Careless security procedures have been a longstanding problem at America's nuclear laboratories under Democratic and Republican administrations. But a report by The Times's James Risen and Jeff Gerth makes clear that after the 1995 discovery of possible espionage at Los Alamos the Administration moved too slowly to investigate and to weigh the implications of the case.

The Federal Bureau of Investigation's initial inquiry lacked concentration and resources. The Energy Department made multiple mistakes, including withholding information about the case from Congress to avoid criticism of the Administration's China policy and initially failing to take recommended steps to tighten security at the labs. These failures are clear and can be directly traced to the indifferent leadership of the department before Bill Richardson took it over late last year. Yesterday Mr. Richardson announced the dismissal of a Los Alamos computer scientist suspected of security breaches in the case.

The White House role is more difficult to reconstruct and evaluate. White House aides insist that they moved quickly to tighten lab security once they learned of the seriousness of the case in 1997 and did not try to diminish its importance. But the national security adviser, Samuel Berger, and his aides may have underestimated the significance of the affair and failed to recognize that it warranted a reassessment of relations with China.

After the case was laid out for Mr. Berger in July 1997, the White House should have examined whether its China policy was desensitizing Washington to Chinese efforts to acquire military technology through espionage and trade. The White House should have been especially vigilant because its handling of China was already under scrutiny by Congress after allegations of illegal Chinese campaign contributions in 1996.

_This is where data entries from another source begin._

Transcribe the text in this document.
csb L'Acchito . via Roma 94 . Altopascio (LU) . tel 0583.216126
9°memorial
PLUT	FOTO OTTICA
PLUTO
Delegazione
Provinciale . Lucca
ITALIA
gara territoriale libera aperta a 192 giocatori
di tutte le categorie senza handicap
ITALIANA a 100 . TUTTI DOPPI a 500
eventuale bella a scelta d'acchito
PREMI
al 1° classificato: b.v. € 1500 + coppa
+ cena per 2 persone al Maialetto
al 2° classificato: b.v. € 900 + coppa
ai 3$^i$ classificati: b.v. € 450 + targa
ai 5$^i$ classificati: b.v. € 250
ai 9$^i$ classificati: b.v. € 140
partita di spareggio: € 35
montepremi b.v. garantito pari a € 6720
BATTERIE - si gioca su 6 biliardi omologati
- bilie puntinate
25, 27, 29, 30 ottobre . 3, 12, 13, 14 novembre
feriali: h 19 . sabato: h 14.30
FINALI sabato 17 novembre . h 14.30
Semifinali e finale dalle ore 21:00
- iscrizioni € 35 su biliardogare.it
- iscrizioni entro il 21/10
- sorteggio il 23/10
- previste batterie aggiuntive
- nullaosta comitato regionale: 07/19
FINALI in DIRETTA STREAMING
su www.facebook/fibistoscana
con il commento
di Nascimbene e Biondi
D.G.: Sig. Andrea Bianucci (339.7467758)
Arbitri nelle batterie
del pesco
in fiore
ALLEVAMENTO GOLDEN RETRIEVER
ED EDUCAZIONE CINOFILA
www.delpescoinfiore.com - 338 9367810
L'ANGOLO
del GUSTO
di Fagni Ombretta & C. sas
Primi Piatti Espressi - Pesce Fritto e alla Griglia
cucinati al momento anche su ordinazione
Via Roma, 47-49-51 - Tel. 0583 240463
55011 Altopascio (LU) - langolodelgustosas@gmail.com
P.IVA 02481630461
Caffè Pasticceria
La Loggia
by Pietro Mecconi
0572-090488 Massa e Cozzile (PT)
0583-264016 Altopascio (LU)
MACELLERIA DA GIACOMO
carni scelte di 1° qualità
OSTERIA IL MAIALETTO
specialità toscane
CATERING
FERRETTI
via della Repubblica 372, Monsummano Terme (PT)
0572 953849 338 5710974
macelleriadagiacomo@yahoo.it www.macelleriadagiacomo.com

The Clinton Administration cannot have it both ways on China. It says it is safeguarding national security. But it unwisely relaxed export controls on sales of advanced technology that could compromise American defense secrets. Congress must now carefully reconstruct the Administration's handling of this episode to determine whether wishful policy goals of engaging China took precedence over shielding America's most important military information.